BANDA ACEH, KOMPAS — Menteri Agraria dan Tata Ruang Sofyan Djalil mengatakan, pemerintah akan mengambil tanah hak guna usaha yang ditelantarkan oleh perusahaan dan akan diberikan kepada warga. Kebijakan tersebut diambil agar perusahaan serius mengelola tanah hak guna usaha dan mengakhiri konflik agraria.
Hal itu dikatakan Sofyan Djalil kepada wartawan, Jumat (5/4/2019), di Banda Aceh. Ia menuturkan, baru-baru ini pihaknya mengambil sebagian tanah hak guna usaha (HGU) milik PT Cemerlang Abadi yang terletak di Aceh Barat Daya karena dianggap tidak dikelola. Perusahaan mengajukan izin perpanjangan HGU 4.864,88 hektar, tetapi yang disetujui hanya 2.050 hektar.
”Ditambah 900 hektar untuk plasma, jika tidak dilakukan (plasma) akan ditarik kembali,” ujar Sofyan.
Sementara sisanya dijadikan tanah obyek reformasi agraria (TORA) yang akan dibagikan kepada warga. Saat ini, mekanisme pembagian kepada warga masih dibahas bersama pemerintah kabupaten setempat.
”Izin perpanjangan kami berikan untuk lahan yang selama ini dikelola, sedangkan yang ditelantarkan diambil kembali oleh negara,” kata Sofyan.
Namun, lanjutnya, pemerintah harus menghormati perusahaan yang mengelola tanah HGU dengan produktif. Oleh sebab itu, perusahaan yang mengelola dengan baik dan menjalankan kewajiban layak izin HGU-nya diperpanjang.
”Kalau izin HGU habis dan digunakan secara produktif, harus diperpanjang. Sebab, tanah akan bermanfaat jika produktif,” ucap Sofyan.
Izin perpanjangan kami berikan untuk lahan yang selama ini dikelola, sedangkan yang ditelantarkan diambil kembali oleh negara.
Sofyan menyebutkan, konflik agraria berupa perebutan lahan antara warga dan perusahaan terjadi di banyak daerah di Indonesia. Di Aceh, konflik serupa terjadi di Aceh Tamiang, Aceh Barat Daya, dan Nagan Raya.
Sofyan mengatakan, warga di sekitar hutan kini diberikan kesempatan untuk mengelola hutan melalui skema perhutanan sosial dan sejenisnya. Di Aceh, seluas 15.134 hektar perhutanan sosial dan 145.250 hektar hutan adat telah diajukan kepada pemerintah.
Kebijakan kementerian
Dihubungi terpisah, Bupati Aceh Barat Daya Akmal Ibrahim mengatakan menyambut baik kebijakan kementerian menyerahkan sebagian lahan HGU perusahaan untuk pemerintah kabupaten. Kebijakan itu lebih baik agar lahan tersebut dapat dikelola untuk meningkatkan kesejahteraan bagi warga.

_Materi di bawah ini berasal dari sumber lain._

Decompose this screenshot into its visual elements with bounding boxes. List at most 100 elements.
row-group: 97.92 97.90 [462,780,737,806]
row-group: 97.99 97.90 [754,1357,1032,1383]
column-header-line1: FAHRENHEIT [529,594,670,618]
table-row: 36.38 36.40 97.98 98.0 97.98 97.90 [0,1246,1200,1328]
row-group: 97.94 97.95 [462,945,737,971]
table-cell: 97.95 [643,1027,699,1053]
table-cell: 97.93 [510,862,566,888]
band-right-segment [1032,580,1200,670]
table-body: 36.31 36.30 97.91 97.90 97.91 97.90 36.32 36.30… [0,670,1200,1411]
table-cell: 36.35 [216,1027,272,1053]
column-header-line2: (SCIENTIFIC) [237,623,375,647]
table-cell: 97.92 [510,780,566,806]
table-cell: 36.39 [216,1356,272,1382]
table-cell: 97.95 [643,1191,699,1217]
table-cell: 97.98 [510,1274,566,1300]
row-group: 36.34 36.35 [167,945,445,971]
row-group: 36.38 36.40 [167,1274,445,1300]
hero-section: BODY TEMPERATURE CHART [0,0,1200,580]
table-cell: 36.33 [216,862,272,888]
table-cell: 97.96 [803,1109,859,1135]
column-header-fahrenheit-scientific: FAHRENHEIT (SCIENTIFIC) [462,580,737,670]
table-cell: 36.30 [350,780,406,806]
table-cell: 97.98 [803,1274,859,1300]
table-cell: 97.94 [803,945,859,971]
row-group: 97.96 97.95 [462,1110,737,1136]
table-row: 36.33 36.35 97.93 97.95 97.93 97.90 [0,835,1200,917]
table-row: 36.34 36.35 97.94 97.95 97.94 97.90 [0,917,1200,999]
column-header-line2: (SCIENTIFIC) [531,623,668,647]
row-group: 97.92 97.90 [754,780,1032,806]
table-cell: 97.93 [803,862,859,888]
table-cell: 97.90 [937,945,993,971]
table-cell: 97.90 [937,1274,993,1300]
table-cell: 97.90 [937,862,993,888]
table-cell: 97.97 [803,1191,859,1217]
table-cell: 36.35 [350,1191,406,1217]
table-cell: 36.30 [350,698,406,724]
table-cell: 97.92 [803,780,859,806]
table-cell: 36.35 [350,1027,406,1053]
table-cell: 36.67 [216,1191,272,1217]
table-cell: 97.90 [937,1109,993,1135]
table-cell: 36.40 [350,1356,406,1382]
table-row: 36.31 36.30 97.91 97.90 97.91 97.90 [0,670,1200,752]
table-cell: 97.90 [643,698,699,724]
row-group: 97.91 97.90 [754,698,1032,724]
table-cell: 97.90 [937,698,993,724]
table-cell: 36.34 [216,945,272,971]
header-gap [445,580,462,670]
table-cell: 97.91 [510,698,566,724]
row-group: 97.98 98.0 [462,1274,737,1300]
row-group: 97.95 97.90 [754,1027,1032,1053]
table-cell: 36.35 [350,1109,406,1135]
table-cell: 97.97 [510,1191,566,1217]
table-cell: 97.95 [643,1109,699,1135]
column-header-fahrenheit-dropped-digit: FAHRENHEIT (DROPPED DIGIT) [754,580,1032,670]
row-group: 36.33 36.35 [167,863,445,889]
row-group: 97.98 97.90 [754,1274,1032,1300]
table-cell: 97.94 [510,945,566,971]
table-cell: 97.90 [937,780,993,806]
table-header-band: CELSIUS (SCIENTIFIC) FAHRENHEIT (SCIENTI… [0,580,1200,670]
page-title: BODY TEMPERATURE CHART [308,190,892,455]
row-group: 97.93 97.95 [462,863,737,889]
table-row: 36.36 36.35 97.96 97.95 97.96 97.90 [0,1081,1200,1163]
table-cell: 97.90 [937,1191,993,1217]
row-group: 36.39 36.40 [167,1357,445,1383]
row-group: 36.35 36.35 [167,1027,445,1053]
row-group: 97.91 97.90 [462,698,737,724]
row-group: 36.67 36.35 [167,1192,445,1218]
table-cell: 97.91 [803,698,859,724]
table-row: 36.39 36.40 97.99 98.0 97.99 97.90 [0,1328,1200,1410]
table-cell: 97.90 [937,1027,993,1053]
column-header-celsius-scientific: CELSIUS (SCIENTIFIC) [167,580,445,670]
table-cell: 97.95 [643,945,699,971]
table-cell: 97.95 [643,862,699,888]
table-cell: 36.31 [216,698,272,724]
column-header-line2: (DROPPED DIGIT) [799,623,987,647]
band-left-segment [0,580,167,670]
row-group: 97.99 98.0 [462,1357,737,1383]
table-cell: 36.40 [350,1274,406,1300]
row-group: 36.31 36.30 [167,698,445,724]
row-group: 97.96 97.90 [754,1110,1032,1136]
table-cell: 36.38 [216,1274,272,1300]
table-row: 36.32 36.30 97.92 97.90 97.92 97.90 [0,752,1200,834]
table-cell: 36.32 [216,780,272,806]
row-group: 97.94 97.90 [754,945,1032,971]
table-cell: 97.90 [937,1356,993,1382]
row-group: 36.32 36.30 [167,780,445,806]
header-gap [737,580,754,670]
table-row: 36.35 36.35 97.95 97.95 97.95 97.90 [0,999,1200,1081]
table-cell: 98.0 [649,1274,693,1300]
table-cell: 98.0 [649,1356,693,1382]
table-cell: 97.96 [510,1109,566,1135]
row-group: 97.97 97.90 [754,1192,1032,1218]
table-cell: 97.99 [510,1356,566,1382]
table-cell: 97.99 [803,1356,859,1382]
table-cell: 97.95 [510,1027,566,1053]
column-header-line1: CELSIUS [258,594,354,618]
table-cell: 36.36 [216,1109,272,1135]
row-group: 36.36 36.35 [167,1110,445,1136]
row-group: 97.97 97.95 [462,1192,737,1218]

Menurut rencana, pada lahan bekas HGU itu akan dibuka sawah baru dan tempat pembibitan padi unggul untuk menyuplai kebutuhan Pulau Sumatera. Sistem pengelolaannya dengan melibatkan warga. Setiap keluarga akan diberikan hak kelola 1 hektar. Namun, warga hanya diberikan hak kelola atas tanah, bukan hak milik. ”Kalau dikasih hak milik, nanti dijual,” ujar Akmal.
Direktur Wahana Lingkungan Hidup Indonesia (Walhi) Aceh Muhammad Nur mengatakan, banyak lahan perusahaan di Aceh tidak dikelola maksimal oleh perusahaan. Lahan tersebut kemudian digarap secara ilegal oleh warga.
Menurut Nur, lahan yang tidak dikelola idealnya diberikan saja kepada warga sekitar agar mereka memiliki lahan untuk bertani. Melalui skema perhutanan sosial, lanjutnya, warga memiliki landasan hukum dalam mengelola hutan.